From 26th March 2024, Project Space, Venice
542-544 Campo Rialto Novo, 30125 VE
Wednesday - Saturday 4pm - 7:30pm admission free


 
Marta Czok EX_PATRIA Banner (2).jpg

Curatorial Notes

In response to the theme of the Sixtieth Venice Art Biennale "Foreigners Everywhere", Fondazione Marta Czok presents EX_PATRIA, under the patronage of the Polish Embassy in Rome: a collection of recent and historical works by Marta Czok, from the eighties to the present day, which reflect on the construction of the concept of homeland and the ideologies that make this concept ambiguous. On the one hand, the idea of homeland conforms with the need to call a place "home" and to feel that such a home is designed to protect rights and ensure an adequate standard of living.  On the other hand, the construction of this concept involves the identification of "borders", the physical and metaphorical barriers that imply the imaginary distinction between Self and Other.

 

Migration, political asylum, xenophobia and nationalist populism relate to this principle, reinforcing its symbolic meaning and the lived experience of those directly affected by this. In these works, we find a gap between those who need to leave their countries and those who have the power to determine their destiny: the politics of war, transnational bureaucracies, the impact of a global economy blur into one another, making those who remain in limbo even more vulnerable: without a place, without rights, without a home.

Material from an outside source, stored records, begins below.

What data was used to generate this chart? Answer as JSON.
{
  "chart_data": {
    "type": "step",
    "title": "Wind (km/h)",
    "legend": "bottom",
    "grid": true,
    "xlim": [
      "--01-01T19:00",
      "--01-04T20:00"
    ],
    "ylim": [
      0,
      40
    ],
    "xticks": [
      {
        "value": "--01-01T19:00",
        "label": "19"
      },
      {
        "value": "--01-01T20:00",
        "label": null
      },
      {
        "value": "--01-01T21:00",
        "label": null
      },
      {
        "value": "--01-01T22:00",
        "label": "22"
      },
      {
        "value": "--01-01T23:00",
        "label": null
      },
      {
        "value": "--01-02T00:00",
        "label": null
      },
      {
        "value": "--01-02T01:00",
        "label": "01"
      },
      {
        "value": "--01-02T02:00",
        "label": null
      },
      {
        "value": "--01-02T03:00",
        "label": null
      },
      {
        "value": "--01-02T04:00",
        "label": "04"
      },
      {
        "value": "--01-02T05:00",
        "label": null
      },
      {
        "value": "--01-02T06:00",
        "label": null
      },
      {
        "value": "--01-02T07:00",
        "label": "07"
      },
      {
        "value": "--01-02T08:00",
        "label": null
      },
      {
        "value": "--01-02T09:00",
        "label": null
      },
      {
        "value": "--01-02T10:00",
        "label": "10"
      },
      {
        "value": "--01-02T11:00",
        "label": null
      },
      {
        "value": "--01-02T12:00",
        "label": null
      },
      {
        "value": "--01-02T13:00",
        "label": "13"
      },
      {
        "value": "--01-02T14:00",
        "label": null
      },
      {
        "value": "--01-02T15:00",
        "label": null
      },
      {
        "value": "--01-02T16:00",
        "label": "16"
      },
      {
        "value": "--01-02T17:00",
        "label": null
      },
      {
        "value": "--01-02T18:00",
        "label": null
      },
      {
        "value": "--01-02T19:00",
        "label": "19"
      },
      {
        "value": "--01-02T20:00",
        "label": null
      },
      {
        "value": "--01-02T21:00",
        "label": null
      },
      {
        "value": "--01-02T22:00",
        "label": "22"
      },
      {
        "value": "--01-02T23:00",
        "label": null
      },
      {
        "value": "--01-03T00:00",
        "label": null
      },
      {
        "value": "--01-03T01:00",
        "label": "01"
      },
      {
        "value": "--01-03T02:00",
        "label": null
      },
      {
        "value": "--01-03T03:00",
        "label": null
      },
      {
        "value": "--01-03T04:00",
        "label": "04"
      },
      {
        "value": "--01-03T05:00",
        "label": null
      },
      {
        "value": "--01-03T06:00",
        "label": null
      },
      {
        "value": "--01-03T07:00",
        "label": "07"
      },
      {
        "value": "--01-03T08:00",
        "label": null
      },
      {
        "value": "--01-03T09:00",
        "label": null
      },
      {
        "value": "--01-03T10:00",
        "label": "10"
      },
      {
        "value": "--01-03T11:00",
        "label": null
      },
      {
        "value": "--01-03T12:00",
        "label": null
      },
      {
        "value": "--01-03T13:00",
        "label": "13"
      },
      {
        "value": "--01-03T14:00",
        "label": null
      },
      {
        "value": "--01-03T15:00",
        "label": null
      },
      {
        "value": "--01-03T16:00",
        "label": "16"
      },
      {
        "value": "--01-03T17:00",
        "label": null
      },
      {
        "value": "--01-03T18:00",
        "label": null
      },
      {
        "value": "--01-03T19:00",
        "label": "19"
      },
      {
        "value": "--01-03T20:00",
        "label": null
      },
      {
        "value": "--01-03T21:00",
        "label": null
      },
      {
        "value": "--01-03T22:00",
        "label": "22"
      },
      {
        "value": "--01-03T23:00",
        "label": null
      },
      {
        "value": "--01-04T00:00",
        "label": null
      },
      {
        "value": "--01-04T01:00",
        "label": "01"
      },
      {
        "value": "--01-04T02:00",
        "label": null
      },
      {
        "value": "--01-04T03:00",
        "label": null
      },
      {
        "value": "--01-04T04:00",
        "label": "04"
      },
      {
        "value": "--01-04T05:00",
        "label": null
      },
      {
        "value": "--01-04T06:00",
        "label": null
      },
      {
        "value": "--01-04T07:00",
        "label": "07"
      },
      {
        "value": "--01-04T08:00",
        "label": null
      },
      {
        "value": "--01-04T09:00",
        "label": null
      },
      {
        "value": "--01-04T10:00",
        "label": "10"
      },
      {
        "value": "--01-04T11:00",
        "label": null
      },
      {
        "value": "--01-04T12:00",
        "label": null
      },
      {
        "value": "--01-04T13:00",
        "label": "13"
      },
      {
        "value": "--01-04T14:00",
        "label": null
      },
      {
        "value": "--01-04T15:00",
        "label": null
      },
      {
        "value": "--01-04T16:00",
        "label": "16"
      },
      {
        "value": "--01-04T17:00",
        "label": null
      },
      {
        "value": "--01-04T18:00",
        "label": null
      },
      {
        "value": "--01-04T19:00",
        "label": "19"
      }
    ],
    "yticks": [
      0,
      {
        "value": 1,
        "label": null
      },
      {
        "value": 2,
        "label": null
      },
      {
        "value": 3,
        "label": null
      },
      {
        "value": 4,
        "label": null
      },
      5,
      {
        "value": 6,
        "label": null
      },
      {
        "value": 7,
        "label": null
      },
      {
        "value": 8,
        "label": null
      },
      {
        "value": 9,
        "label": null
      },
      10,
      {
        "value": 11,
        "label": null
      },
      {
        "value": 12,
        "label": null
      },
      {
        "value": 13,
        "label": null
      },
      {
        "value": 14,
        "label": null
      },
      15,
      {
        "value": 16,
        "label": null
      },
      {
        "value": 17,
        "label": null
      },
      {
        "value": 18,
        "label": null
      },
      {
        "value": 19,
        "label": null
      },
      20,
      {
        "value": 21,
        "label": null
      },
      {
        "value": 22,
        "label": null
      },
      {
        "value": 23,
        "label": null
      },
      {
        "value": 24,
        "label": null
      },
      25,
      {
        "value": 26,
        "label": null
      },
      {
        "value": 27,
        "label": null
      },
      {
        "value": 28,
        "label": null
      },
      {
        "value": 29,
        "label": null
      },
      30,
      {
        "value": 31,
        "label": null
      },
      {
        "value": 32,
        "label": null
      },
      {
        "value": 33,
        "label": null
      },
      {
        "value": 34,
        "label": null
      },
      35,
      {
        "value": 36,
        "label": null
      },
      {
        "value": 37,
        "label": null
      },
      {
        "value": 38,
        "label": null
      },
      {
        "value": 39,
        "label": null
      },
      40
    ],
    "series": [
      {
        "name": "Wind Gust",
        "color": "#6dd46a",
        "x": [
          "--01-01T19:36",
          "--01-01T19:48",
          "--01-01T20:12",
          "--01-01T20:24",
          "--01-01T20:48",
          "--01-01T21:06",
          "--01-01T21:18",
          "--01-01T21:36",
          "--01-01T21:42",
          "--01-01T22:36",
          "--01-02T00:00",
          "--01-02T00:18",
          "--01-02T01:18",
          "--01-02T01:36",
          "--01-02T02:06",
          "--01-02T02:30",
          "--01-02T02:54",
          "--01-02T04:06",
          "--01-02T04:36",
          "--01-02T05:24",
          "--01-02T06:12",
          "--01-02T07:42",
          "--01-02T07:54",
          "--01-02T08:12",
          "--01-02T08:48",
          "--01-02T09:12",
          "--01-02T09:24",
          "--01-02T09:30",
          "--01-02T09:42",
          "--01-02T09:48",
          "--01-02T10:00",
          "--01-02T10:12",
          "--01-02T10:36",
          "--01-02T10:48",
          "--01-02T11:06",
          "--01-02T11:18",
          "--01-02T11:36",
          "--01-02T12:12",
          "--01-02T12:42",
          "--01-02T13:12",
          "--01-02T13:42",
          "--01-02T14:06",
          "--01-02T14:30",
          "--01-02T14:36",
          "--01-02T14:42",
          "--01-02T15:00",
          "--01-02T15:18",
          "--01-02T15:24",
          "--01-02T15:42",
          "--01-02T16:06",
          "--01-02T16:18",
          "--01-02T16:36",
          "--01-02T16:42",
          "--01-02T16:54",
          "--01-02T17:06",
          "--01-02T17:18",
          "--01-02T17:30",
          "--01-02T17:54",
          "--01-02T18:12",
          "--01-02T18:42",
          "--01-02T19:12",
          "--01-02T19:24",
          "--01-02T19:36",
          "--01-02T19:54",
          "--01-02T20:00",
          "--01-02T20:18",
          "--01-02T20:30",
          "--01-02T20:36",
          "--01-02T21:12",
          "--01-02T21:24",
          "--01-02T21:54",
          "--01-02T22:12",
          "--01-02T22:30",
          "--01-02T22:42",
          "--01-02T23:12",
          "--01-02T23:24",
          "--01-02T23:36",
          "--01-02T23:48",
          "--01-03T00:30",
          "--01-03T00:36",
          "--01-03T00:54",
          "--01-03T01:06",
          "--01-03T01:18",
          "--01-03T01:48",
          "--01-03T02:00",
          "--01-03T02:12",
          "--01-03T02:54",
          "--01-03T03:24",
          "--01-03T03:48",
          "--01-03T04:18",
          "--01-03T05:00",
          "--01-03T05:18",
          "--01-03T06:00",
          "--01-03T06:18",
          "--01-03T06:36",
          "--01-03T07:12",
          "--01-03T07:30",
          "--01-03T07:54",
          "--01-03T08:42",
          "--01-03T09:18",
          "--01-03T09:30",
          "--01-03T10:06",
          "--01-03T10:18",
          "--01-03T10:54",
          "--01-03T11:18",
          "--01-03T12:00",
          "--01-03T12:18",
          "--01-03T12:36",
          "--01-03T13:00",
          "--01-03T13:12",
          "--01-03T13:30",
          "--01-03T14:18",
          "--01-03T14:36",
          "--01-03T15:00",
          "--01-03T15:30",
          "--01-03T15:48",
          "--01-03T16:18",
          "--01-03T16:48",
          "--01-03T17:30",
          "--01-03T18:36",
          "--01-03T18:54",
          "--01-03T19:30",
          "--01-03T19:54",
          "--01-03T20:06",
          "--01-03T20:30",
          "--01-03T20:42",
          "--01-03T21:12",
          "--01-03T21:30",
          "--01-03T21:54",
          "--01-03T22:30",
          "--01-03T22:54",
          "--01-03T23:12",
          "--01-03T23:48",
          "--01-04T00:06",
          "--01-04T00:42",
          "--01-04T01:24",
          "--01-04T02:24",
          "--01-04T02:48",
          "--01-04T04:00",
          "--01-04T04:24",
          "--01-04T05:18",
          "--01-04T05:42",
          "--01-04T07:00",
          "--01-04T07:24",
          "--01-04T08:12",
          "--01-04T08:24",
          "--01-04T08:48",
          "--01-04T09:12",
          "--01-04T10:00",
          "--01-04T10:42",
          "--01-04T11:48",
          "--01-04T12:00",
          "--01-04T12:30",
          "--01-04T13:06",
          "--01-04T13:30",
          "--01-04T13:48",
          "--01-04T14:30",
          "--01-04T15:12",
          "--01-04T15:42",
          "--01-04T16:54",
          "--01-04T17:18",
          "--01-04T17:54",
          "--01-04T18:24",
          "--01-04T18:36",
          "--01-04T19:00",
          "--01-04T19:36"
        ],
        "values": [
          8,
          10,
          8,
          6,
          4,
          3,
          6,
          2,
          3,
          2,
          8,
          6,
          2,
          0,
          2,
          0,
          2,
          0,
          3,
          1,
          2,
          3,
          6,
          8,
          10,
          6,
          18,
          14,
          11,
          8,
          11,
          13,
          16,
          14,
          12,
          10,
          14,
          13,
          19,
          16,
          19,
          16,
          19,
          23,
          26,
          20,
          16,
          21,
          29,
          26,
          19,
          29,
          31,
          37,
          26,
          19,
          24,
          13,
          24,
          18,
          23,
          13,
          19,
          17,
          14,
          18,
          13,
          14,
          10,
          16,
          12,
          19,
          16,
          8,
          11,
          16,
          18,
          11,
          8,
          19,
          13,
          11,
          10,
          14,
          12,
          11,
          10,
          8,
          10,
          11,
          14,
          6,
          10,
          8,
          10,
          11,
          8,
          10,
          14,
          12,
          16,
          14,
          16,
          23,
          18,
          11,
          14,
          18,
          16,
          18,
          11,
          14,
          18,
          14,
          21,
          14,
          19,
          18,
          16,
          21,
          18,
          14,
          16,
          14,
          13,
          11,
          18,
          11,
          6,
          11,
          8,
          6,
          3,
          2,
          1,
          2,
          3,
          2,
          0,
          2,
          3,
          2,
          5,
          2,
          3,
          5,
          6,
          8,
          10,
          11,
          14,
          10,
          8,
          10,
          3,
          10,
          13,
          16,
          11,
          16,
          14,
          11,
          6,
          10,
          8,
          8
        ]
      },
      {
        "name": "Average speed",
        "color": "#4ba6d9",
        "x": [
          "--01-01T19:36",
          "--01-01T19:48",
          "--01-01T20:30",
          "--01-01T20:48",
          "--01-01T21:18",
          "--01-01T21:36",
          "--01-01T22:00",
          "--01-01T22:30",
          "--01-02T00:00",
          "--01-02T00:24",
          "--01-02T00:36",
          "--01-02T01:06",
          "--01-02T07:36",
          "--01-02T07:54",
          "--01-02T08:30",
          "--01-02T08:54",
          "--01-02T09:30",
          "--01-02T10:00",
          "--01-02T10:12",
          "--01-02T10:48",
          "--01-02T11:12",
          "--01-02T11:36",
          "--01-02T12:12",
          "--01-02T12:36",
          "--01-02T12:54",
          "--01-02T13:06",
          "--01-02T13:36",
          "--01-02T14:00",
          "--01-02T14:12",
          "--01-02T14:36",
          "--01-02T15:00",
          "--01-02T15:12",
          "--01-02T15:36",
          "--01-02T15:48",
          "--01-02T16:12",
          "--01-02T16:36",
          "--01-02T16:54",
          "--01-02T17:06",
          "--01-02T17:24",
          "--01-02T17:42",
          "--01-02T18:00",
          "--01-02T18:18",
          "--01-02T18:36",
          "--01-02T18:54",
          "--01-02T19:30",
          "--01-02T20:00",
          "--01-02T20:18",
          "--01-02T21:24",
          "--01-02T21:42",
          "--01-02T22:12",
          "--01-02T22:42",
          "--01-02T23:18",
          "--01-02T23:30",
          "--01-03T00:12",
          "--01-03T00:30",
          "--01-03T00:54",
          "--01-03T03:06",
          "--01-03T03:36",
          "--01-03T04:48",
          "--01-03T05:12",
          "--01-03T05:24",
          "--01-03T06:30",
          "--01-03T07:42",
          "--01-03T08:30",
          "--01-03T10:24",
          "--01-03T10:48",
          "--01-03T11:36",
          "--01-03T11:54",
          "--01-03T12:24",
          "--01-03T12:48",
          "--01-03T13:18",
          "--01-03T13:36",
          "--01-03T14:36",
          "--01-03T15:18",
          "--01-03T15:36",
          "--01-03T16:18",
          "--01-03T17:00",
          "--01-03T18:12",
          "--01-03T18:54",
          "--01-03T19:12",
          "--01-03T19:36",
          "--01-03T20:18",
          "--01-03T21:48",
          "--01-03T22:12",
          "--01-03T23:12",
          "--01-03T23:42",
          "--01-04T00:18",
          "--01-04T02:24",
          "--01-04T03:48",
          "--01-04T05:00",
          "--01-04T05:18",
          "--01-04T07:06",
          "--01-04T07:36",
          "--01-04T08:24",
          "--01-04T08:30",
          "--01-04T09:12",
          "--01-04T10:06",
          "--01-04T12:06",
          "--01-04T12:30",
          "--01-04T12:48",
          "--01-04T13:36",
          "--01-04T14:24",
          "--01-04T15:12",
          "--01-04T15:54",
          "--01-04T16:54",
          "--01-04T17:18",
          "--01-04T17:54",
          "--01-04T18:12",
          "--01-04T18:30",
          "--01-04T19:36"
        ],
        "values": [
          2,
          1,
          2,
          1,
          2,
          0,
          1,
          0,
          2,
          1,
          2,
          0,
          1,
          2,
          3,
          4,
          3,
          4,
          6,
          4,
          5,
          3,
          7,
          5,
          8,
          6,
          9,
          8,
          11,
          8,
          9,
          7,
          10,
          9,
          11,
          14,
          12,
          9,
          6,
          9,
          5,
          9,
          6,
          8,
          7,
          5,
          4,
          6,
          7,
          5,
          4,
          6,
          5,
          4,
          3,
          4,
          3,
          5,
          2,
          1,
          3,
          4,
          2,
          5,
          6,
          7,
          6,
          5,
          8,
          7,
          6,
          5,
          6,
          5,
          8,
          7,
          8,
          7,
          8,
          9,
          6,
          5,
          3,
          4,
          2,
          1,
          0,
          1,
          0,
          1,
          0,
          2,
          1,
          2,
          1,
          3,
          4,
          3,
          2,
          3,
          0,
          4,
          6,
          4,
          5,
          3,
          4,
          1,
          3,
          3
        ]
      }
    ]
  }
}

Marta Czok's work develops hand in hand with her "stateless" identity: born in Lebanon in 1947, Marta Czok comes from a family of Polish political refugees: her Mother's family, at the beginning of the War, resided in the city of Ostrog, now part of present-day Ukraine, and was deported to Siberia, before rejoining the Polish army and the Allies. In the horrors of World War II, her family was subjected to prison camps, forced labour and the Katyn massacre, where 25,000 officers and members of the Polish intelligentsia, including her grandfather Stanislaw Zurakowski, were shot by the Soviets. During and after the war, her family was in the Middle East: in Iran, in Lebanon, in Palestine, then back to Lebanon, before arriving in Egypt. Their hoped-for return to Poland, however, was not possible and they found political asylum in London, where they started again as landless and where Czok grew up, until she moved to Italy in the seventies.

Marta Czok's childhood was marked by these events, because the impact of the war continued in the stories told by her family, in the precariousness of a start to life as a refugee, in the fear of further deportations and new conflicts that could arise at any moment.